I've got and love my ulster hive for any presentations I'm doing. It's very stable, has nice handles to carry it by, and holds a large population with venting from below so people can hear and see them if you lift the hive up. NOTE: I did add another layer of screen on the bottom as hitch hikers would hang under there because they could get food from bees on the inside. When I added the screen there's a 1/2 gap between the original screen and added screen so the bees on the inside can't feed hitchhikers on the outside. That was a scary lessoned learned... but problem solved. 

It's $160 vs. the $40 of the Kelley you linked but it's no comparison in my eyes.


----------



## bevy's honeybees (Apr 21, 2011)

I love the weight of my little one framer--that is one of the main reasons I was attracted to it. I figured that in either case, my one framer or an Ulster, I have to go into the nuk or a hive to get a frame and look for the queen, I couldn't see much difference as that process was the same. 

But single frame has it's problems which I found out on Saturday. The weather that day was extremely windy. Last year our 4H event was windy and there were canopies blowing down. This year was much windier and none of us put up our canopies. We had assigned tables and mine faced the sun all day. I didn't worry because it was in the low 60's with all that wind, but by 1:30 I had a problem. Yep, direct sun on the one side of the frame and the larvae started dying, and the surface of the capped brood was getting shiny. I think I noticed too late and at that point I kept the whole thing covered with a small table cloth as much as I could, and did the teaching by only pulling it back for about a quarter of the frame. Even at that there was still too much exposure that deeply concerned me. Viewers didn't know what was going on. I simply told them the sun is too hot on the glass. Because how the tables were set up, and because of the wind, it would have taken a whole rearranging of my set up and there simply wasn't time.
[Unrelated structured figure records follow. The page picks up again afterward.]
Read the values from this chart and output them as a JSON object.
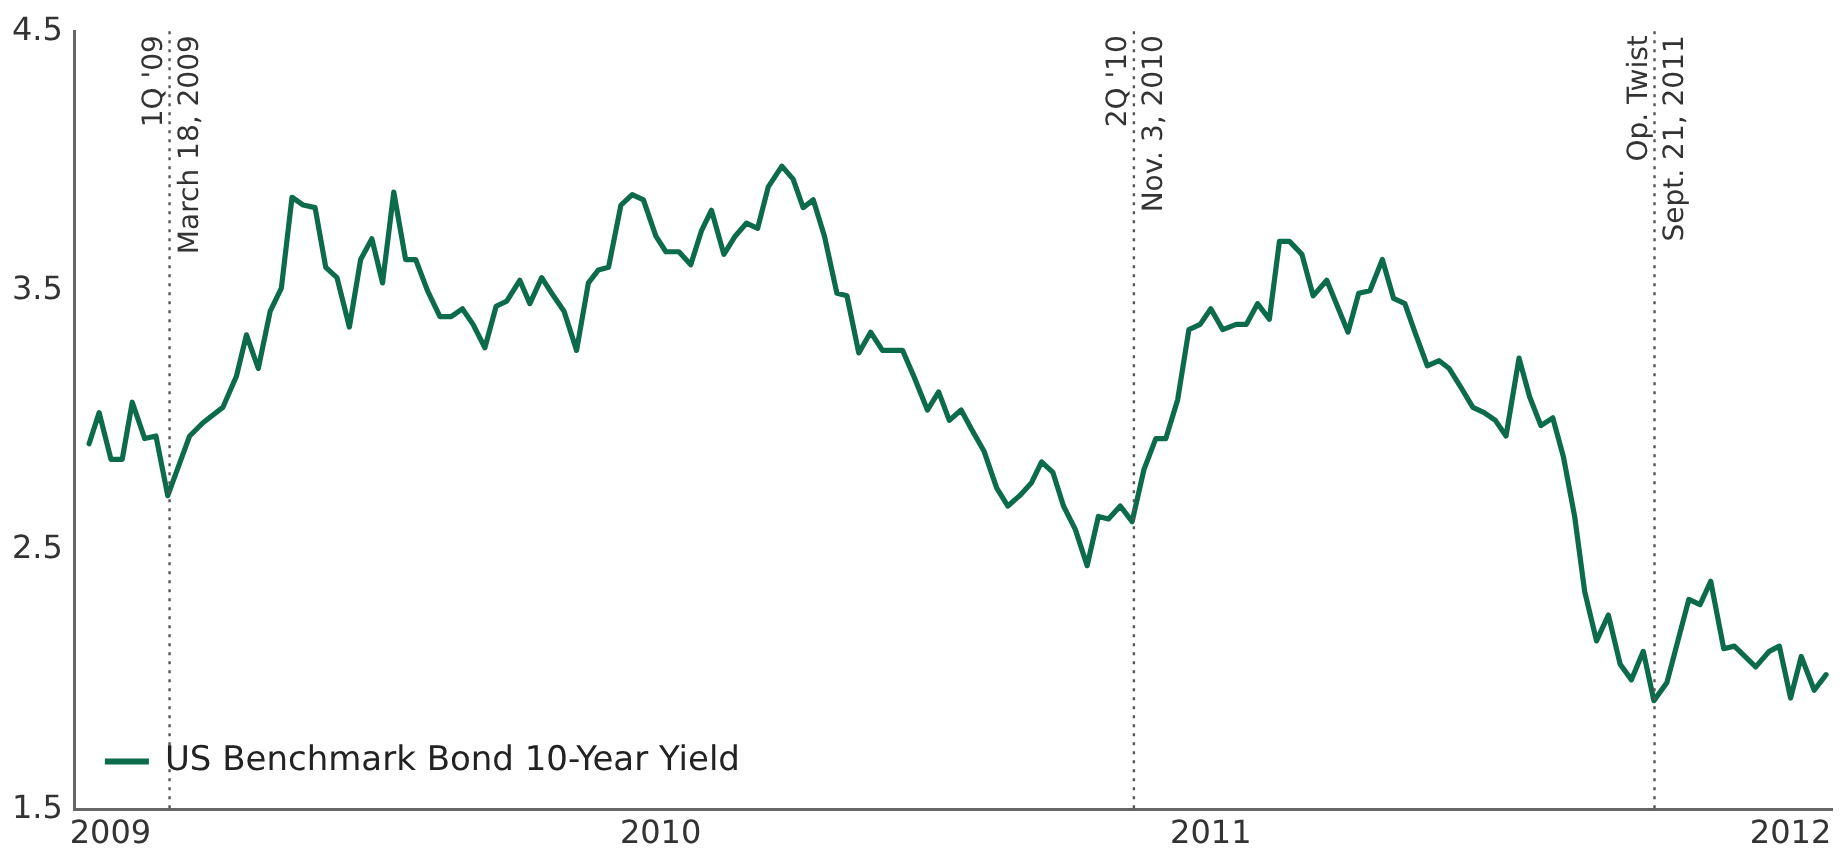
{
  "chart_data": {
    "type": "line",
    "legend": "bottom left",
    "marker": "none",
    "line_style": "solid",
    "grid": false,
    "xlim": [
      2009.05,
      2012.02
    ],
    "xticks": [
      {
        "value": 2009.11,
        "label": "2009"
      },
      {
        "value": 2010.04,
        "label": "2010"
      },
      {
        "value": 2010.97,
        "label": "2011"
      },
      {
        "value": 2011.95,
        "label": "2012"
      }
    ],
    "ylim": [
      1.5,
      4.5
    ],
    "yticks": [
      1.5,
      2.5,
      3.5,
      4.5
    ],
    "ref_lines": [
      {
        "axis": "x",
        "value": 2009.21,
        "label": "1Q '09\nMarch 18, 2009",
        "color": "#555555",
        "line_style": "dotted"
      },
      {
        "axis": "x",
        "value": 2010.84,
        "label": "2Q '10\nNov. 3, 2010",
        "color": "#555555",
        "line_style": "dotted"
      },
      {
        "axis": "x",
        "value": 2011.72,
        "label": "Op. Twist\nSept. 21, 2011",
        "color": "#555555",
        "line_style": "dotted"
      }
    ],
    "series": [
      {
        "name": "US Benchmark Bond 10-Year Yield",
        "color": "#0b6b4b",
        "x": [
          2009.074,
          2009.091,
          2009.111,
          2009.13,
          2009.147,
          2009.168,
          2009.187,
          2009.207,
          2009.244,
          2009.266,
          2009.3,
          2009.323,
          2009.34,
          2009.36,
          2009.38,
          2009.399,
          2009.417,
          2009.436,
          2009.456,
          2009.474,
          2009.493,
          2009.514,
          2009.533,
          2009.552,
          2009.57,
          2009.589,
          2009.609,
          2009.626,
          2009.646,
          2009.667,
          2009.686,
          2009.705,
          2009.723,
          2009.743,
          2009.762,
          2009.78,
          2009.802,
          2009.819,
          2009.839,
          2009.856,
          2009.877,
          2009.898,
          2009.918,
          2009.935,
          2009.952,
          2009.973,
          2009.992,
          2010.011,
          2010.032,
          2010.049,
          2010.071,
          2010.091,
          2010.109,
          2010.126,
          2010.147,
          2010.166,
          2010.185,
          2010.204,
          2010.222,
          2010.245,
          2010.264,
          2010.281,
          2010.298,
          2010.317,
          2010.338,
          2010.355,
          2010.375,
          2010.395,
          2010.415,
          2010.449,
          2010.468,
          2010.491,
          2010.51,
          2010.528,
          2010.548,
          2010.567,
          2010.587,
          2010.608,
          2010.627,
          2010.647,
          2010.667,
          2010.684,
          2010.703,
          2010.721,
          2010.741,
          2010.761,
          2010.78,
          2010.797,
          2010.817,
          2010.837,
          2010.857,
          2010.877,
          2010.894,
          2010.914,
          2010.933,
          2010.952,
          2010.97,
          2010.99,
          2011.013,
          2011.03,
          2011.049,
          2011.069,
          2011.086,
          2011.103,
          2011.124,
          2011.143,
          2011.166,
          2011.202,
          2011.22,
          2011.239,
          2011.26,
          2011.279,
          2011.298,
          2011.315,
          2011.336,
          2011.356,
          2011.373,
          2011.392,
          2011.413,
          2011.432,
          2011.451,
          2011.469,
          2011.491,
          2011.509,
          2011.528,
          2011.548,
          2011.566,
          2011.585,
          2011.602,
          2011.622,
          2011.642,
          2011.662,
          2011.681,
          2011.701,
          2011.719,
          2011.741,
          2011.778,
          2011.797,
          2011.815,
          2011.837,
          2011.855,
          2011.891,
          2011.914,
          2011.931,
          2011.95,
          2011.968,
          2011.99,
          2012.01
        ],
        "values": [
          2.91,
          3.03,
          2.85,
          2.85,
          3.07,
          2.93,
          2.94,
          2.71,
          2.94,
          2.99,
          3.05,
          3.17,
          3.33,
          3.2,
          3.42,
          3.51,
          3.86,
          3.83,
          3.82,
          3.59,
          3.55,
          3.36,
          3.62,
          3.7,
          3.53,
          3.88,
          3.62,
          3.62,
          3.5,
          3.4,
          3.4,
          3.43,
          3.37,
          3.28,
          3.44,
          3.46,
          3.54,
          3.45,
          3.55,
          3.49,
          3.42,
          3.27,
          3.53,
          3.58,
          3.59,
          3.83,
          3.87,
          3.85,
          3.71,
          3.65,
          3.65,
          3.6,
          3.73,
          3.81,
          3.64,
          3.71,
          3.76,
          3.74,
          3.9,
          3.98,
          3.93,
          3.82,
          3.85,
          3.71,
          3.49,
          3.48,
          3.26,
          3.34,
          3.27,
          3.27,
          3.17,
          3.04,
          3.11,
          3.0,
          3.04,
          2.96,
          2.88,
          2.74,
          2.67,
          2.71,
          2.76,
          2.84,
          2.8,
          2.67,
          2.58,
          2.44,
          2.63,
          2.62,
          2.67,
          2.61,
          2.81,
          2.93,
          2.93,
          3.08,
          3.35,
          3.37,
          3.43,
          3.35,
          3.37,
          3.37,
          3.45,
          3.39,
          3.69,
          3.69,
          3.64,
          3.48,
          3.54,
          3.34,
          3.49,
          3.5,
          3.62,
          3.47,
          3.45,
          3.34,
          3.21,
          3.23,
          3.2,
          3.13,
          3.05,
          3.03,
          3.0,
          2.94,
          3.24,
          3.09,
          2.98,
          3.01,
          2.86,
          2.63,
          2.34,
          2.15,
          2.25,
          2.06,
          2.0,
          2.11,
          1.92,
          1.99,
          2.31,
          2.29,
          2.38,
          2.12,
          2.13,
          2.05,
          2.11,
          2.13,
          1.93,
          2.09,
          1.96,
          2.02
        ]
      }
    ]
  }
}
I didn't bring a helper this year and it was finished at 3pm so I just hung in there trying to protect the bees as best I could. 
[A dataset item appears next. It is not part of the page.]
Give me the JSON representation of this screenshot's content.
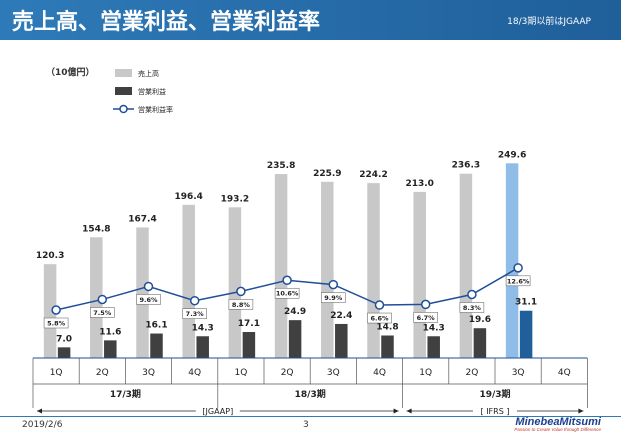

Based on what happened on Saturday--which has not happened the handful of times I've used this hive, if they can move up and down from the nuk to the observation frame in the Ulster, I think it's something I have to get if I plan to continue taking bees to events. Which is exactly what I want to do. 

Now the decision is, Brushy Mountain's Ulster has a screen bottom and a choice between deep or medium. I have a few hives that are strictly mediums and I think this is the better choice as size and weight is an issue for me.


----------